The door opened and shut again with a click. Declan stepped out, holding his medical kit in one hand and haggard exhaustion lines marking his face. Kavi scrambled to his feet; Laura raised a brow.

"Well?"

"He's completely placid now." The doctor heaved out a sigh. "Pupils and heart rate are back to normal. If he remembers any more, he won't share it with me."

"Did he tell you anything?"

"Yes, actually. He mentioned the military—said they'd be looking for him."

"What the hell did he get himself into?" A deep crease formed in Laura's brow. A lump rose in Kavi's throat, the grudge he'd held against her for attacking Jasper beginning to fade. This was the woman who had raised the two of them, cleaned their skinned knees when they fell and checked on them each night before sleep took them in their separate beds.

She was probably in as much pain as Kavi was.

"I don't know. He doesn't trust me—hardly says anything.

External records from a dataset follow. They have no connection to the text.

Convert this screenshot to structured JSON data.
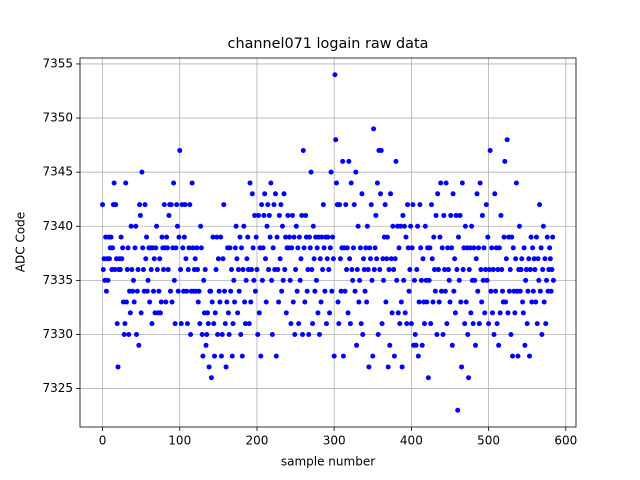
{
  "chart_data": {
    "type": "scatter",
    "title": "channel071 logain raw data",
    "x_label": "sample number",
    "y_label": "ADC Code",
    "color": "#0000ff",
    "grid": true,
    "xlim": [
      -29.2,
      613.2
    ],
    "ylim": [
      7321.45,
      7355.55
    ],
    "xticks": [
      0,
      100,
      200,
      300,
      400,
      500,
      600
    ],
    "yticks": [
      7325,
      7330,
      7335,
      7340,
      7345,
      7350,
      7355
    ],
    "x": [
      0,
      1,
      2,
      3,
      4,
      5,
      6,
      7,
      8,
      9,
      10,
      11,
      12,
      13,
      14,
      15,
      16,
      17,
      18,
      19,
      20,
      21,
      22,
      23,
      24,
      25,
      26,
      27,
      28,
      29,
      30,
      31,
      32,
      33,
      34,
      35,
      36,
      37,
      38,
      39,
      40,
      41,
      42,
      43,
      44,
      45,
      46,
      47,
      48,
      49,
      50,
      51,
      52,
      53,
      54,
      55,
      56,
      57,
      58,
      59,
      60,
      61,
      62,
      63,
      64,
      65,
      66,
      67,
      68,
      69,
      70,
      71,
      72,
      73,
      74,
      75,
      76,
      77,
      78,
      79,
      80,
      81,
      82,
      83,
      84,
      85,
      86,
      87,
      88,
      89,
      90,
      91,
      92,
      93,
      94,
      95,
      96,
      97,
      98,
      99,
      100,
      101,
      102,
      103,
      104,
      105,
      106,
      107,
      108,
      109,
      110,
      111,
      112,
      113,
      114,
      115,
      116,
      117,
      118,
      119,
      120,
      121,
      122,
      123,
      124,
      125,
      126,
      127,
      128,
      129,
      130,
      131,
      132,
      133,
      134,
      135,
      136,
      137,
      138,
      139,
      140,
      141,
      142,
      143,
      144,
      145,
      146,
      147,
      148,
      149,
      150,
      151,
      152,
      153,
      154,
      155,
      156,
      157,
      158,
      159,
      160,
      161,
      162,
      163,
      164,
      165,
      166,
      167,
      168,
      169,
      170,
      171,
      172,
      173,
      174,
      175,
      176,
      177,
      178,
      179,
      180,
      181,
      182,
      183,
      184,
      185,
      186,
      187,
      188,
      189,
      190,
      191,
      192,
      193,
      194,
      195,
      196,
      197,
      198,
      199,
      200,
      201,
      202,
      203,
      204,
      205,
      206,
      207,
      208,
      209,
      210,
      211,
      212,
      213,
      214,
      215,
      216,
      217,
      218,
      219,
      220,
      221,
      222,
      223,
      224,
      225,
      226,
      227,
      228,
      229,
      230,
      231,
      232,
      233,
      234,
      235,
      236,
      237,
      238,
      239,
      240,
      241,
      242,
      243,
      244,
      245,
      246,
      247,
      248,
      249,
      250,
      251,
      252,
      253,
      254,
      255,
      256,
      257,
      258,
      259,
      260,
      261,
      262,
      263,
      264,
      265,
      266,
      267,
      268,
      269,
      270,
      271,
      272,
      273,
      274,
      275,
      276,
      277,
      278,
      279,
      280,
      281,
      282,
      283,
      284,
      285,
      286,
      287,
      288,
      289,
      290,
      291,
      292,
      293,
      294,
      295,
      296,
      297,
      298,
      299,
      300,
      301,
      302,
      303,
      304,
      305,
      306,
      307,
      308,
      309,
      310,
      311,
      312,
      313,
      314,
      315,
      316,
      317,
      318,
      319,
      320,
      321,
      322,
      323,
      324,
      325,
      326,
      327,
      328,
      329,
      330,
      331,
      332,
      333,
      334,
      335,
      336,
      337,
      338,
      339,
      340,
      341,
      342,
      343,
      344,
      345,
      346,
      347,
      348,
      349,
      350,
      351,
      352,
      353,
      354,
      355,
      356,
      357,
      358,
      359,
      360,
      361,
      362,
      363,
      364,
      365,
      366,
      367,
      368,
      369,
      370,
      371,
      372,
      373,
      374,
      375,
      376,
      377,
      378,
      379,
      380,
      381,
      382,
      383,
      384,
      385,
      386,
      387,
      388,
      389,
      390,
      391,
      392,
      393,
      394,
      395,
      396,
      397,
      398,
      399,
      400,
      401,
      402,
      403,
      404,
      405,
      406,
      407,
      408,
      409,
      410,
      411,
      412,
      413,
      414,
      415,
      416,
      417,
      418,
      419,
      420,
      421,
      422,
      423,
      424,
      425,
      426,
      427,
      428,
      429,
      430,
      431,
      432,
      433,
      434,
      435,
      436,
      437,
      438,
      439,
      440,
      441,
      442,
      443,
      444,
      445,
      446,
      447,
      448,
      449,
      450,
      451,
      452,
      453,
      454,
      455,
      456,
      457,
      458,
      459,
      460,
      461,
      462,
      463,
      464,
      465,
      466,
      467,
      468,
      469,
      470,
      471,
      472,
      473,
      474,
      475,
      476,
      477,
      478,
      479,
      480,
      481,
      482,
      483,
      484,
      485,
      486,
      487,
      488,
      489,
      490,
      491,
      492,
      493,
      494,
      495,
      496,
      497,
      498,
      499,
      500,
      501,
      502,
      503,
      504,
      505,
      506,
      507,
      508,
      509,
      510,
      511,
      512,
      513,
      514,
      515,
      516,
      517,
      518,
      519,
      520,
      521,
      522,
      523,
      524,
      525,
      526,
      527,
      528,
      529,
      530,
      531,
      532,
      533,
      534,
      535,
      536,
      537,
      538,
      539,
      540,
      541,
      542,
      543,
      544,
      545,
      546,
      547,
      548,
      549,
      550,
      551,
      552,
      553,
      554,
      555,
      556,
      557,
      558,
      559,
      560,
      561,
      562,
      563,
      564,
      565,
      566,
      567,
      568,
      569,
      570,
      571,
      572,
      573,
      574,
      575,
      576,
      577,
      578,
      579,
      580,
      581,
      582,
      583,
      584
    ],
    "values": [
      7342,
      7336,
      7337,
      7335,
      7339,
      7334,
      7337,
      7335,
      7339,
      7337,
      7338,
      7339,
      7336,
      7338,
      7342,
      7344,
      7336,
      7342,
      7337,
      7331,
      7327,
      7336,
      7337,
      7336,
      7339,
      7337,
      7338,
      7333,
      7330,
      7331,
      7344,
      7333,
      7336,
      7338,
      7330,
      7334,
      7332,
      7340,
      7336,
      7334,
      7335,
      7333,
      7338,
      7340,
      7330,
      7334,
      7336,
      7329,
      7342,
      7341,
      7332,
      7345,
      7338,
      7336,
      7334,
      7342,
      7337,
      7339,
      7334,
      7335,
      7338,
      7333,
      7338,
      7336,
      7331,
      7338,
      7334,
      7337,
      7332,
      7338,
      7340,
      7336,
      7332,
      7334,
      7337,
      7332,
      7333,
      7339,
      7338,
      7336,
      7342,
      7338,
      7333,
      7339,
      7338,
      7336,
      7341,
      7342,
      7334,
      7342,
      7333,
      7338,
      7344,
      7335,
      7331,
      7338,
      7342,
      7340,
      7334,
      7339,
      7347,
      7336,
      7331,
      7342,
      7338,
      7334,
      7339,
      7342,
      7337,
      7334,
      7331,
      7336,
      7338,
      7342,
      7330,
      7334,
      7344,
      7338,
      7334,
      7336,
      7337,
      7334,
      7338,
      7336,
      7333,
      7334,
      7331,
      7340,
      7338,
      7330,
      7328,
      7335,
      7332,
      7336,
      7329,
      7330,
      7332,
      7331,
      7327,
      7334,
      7334,
      7326,
      7333,
      7339,
      7331,
      7328,
      7332,
      7336,
      7339,
      7330,
      7337,
      7334,
      7333,
      7339,
      7328,
      7330,
      7337,
      7342,
      7334,
      7331,
      7327,
      7333,
      7338,
      7332,
      7330,
      7338,
      7334,
      7336,
      7328,
      7331,
      7335,
      7333,
      7338,
      7340,
      7337,
      7332,
      7336,
      7334,
      7339,
      7330,
      7338,
      7328,
      7336,
      7340,
      7333,
      7331,
      7335,
      7337,
      7339,
      7336,
      7331,
      7344,
      7333,
      7336,
      7343,
      7338,
      7335,
      7341,
      7334,
      7339,
      7336,
      7330,
      7341,
      7332,
      7338,
      7328,
      7342,
      7335,
      7338,
      7341,
      7343,
      7337,
      7333,
      7340,
      7342,
      7336,
      7341,
      7339,
      7344,
      7335,
      7330,
      7338,
      7342,
      7336,
      7343,
      7328,
      7339,
      7336,
      7333,
      7341,
      7337,
      7342,
      7334,
      7340,
      7335,
      7343,
      7336,
      7339,
      7332,
      7338,
      7341,
      7338,
      7339,
      7335,
      7331,
      7338,
      7341,
      7333,
      7339,
      7330,
      7336,
      7340,
      7334,
      7338,
      7331,
      7339,
      7335,
      7337,
      7341,
      7330,
      7347,
      7338,
      7333,
      7341,
      7339,
      7334,
      7336,
      7330,
      7339,
      7338,
      7345,
      7336,
      7331,
      7340,
      7337,
      7334,
      7339,
      7335,
      7338,
      7332,
      7339,
      7330,
      7337,
      7333,
      7339,
      7336,
      7342,
      7338,
      7334,
      7339,
      7331,
      7337,
      7339,
      7336,
      7332,
      7338,
      7345,
      7334,
      7339,
      7337,
      7328,
      7354,
      7348,
      7344,
      7342,
      7333,
      7331,
      7342,
      7337,
      7334,
      7338,
      7346,
      7328,
      7338,
      7334,
      7342,
      7336,
      7338,
      7332,
      7346,
      7337,
      7331,
      7344,
      7336,
      7335,
      7338,
      7342,
      7334,
      7345,
      7329,
      7336,
      7340,
      7333,
      7335,
      7338,
      7331,
      7343,
      7330,
      7337,
      7336,
      7334,
      7338,
      7333,
      7340,
      7336,
      7327,
      7338,
      7337,
      7342,
      7335,
      7328,
      7349,
      7336,
      7338,
      7341,
      7337,
      7344,
      7330,
      7347,
      7336,
      7343,
      7347,
      7331,
      7337,
      7335,
      7339,
      7342,
      7333,
      7337,
      7339,
      7327,
      7336,
      7329,
      7343,
      7337,
      7332,
      7340,
      7336,
      7328,
      7337,
      7346,
      7335,
      7340,
      7332,
      7338,
      7331,
      7340,
      7333,
      7327,
      7341,
      7335,
      7340,
      7332,
      7339,
      7331,
      7342,
      7338,
      7334,
      7336,
      7340,
      7331,
      7338,
      7342,
      7329,
      7335,
      7330,
      7329,
      7336,
      7340,
      7328,
      7333,
      7342,
      7338,
      7335,
      7329,
      7337,
      7333,
      7331,
      7340,
      7335,
      7333,
      7338,
      7326,
      7335,
      7338,
      7331,
      7342,
      7337,
      7333,
      7339,
      7336,
      7334,
      7341,
      7330,
      7343,
      7336,
      7333,
      7339,
      7344,
      7334,
      7338,
      7330,
      7341,
      7336,
      7334,
      7344,
      7331,
      7338,
      7336,
      7335,
      7333,
      7341,
      7338,
      7329,
      7343,
      7334,
      7337,
      7332,
      7341,
      7336,
      7323,
      7339,
      7335,
      7341,
      7333,
      7327,
      7344,
      7336,
      7338,
      7331,
      7340,
      7333,
      7338,
      7330,
      7326,
      7336,
      7338,
      7332,
      7340,
      7335,
      7331,
      7338,
      7335,
      7329,
      7337,
      7343,
      7334,
      7338,
      7331,
      7344,
      7336,
      7333,
      7341,
      7335,
      7338,
      7332,
      7336,
      7342,
      7335,
      7339,
      7331,
      7336,
      7347,
      7334,
      7338,
      7332,
      7336,
      7330,
      7343,
      7334,
      7338,
      7331,
      7336,
      7329,
      7338,
      7332,
      7341,
      7336,
      7334,
      7333,
      7339,
      7346,
      7333,
      7337,
      7348,
      7332,
      7339,
      7334,
      7336,
      7330,
      7339,
      7328,
      7338,
      7334,
      7332,
      7337,
      7344,
      7334,
      7328,
      7336,
      7340,
      7334,
      7336,
      7337,
      7333,
      7332,
      7338,
      7329,
      7335,
      7336,
      7331,
      7334,
      7337,
      7328,
      7336,
      7339,
      7333,
      7338,
      7334,
      7337,
      7336,
      7333,
      7339,
      7331,
      7337,
      7335,
      7342,
      7334,
      7338,
      7330,
      7336,
      7340,
      7333,
      7337,
      7331,
      7335,
      7339,
      7334,
      7336,
      7338,
      7337,
      7334,
      7336,
      7339,
      7335
    ]
  }
}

There's something very wrong with him, Laura." Declan glanced at Kavi, who felt a brief spike of worry that he'd be sent away.

No, he was an adult now, not a scared little kid who wasn't allowed to listen to the grownups talk. Laura knew that. She'd never sheltered them from the truth regardless.

When Laura folded her arms, waiting for more, Declan continued. "We'd have to take him a city over if we wanted access to lab work—I'd like to do blood tests and x-rays, find out what this is. But he's not the same boy who ran away from Ashwell a year ago, and I don't just mean mentally. Something's happened to him—or maybe something's been done to him, I don't know. What I do know is that he has no injuries that weren't sustained earlier today. All that blood belongs to someone else."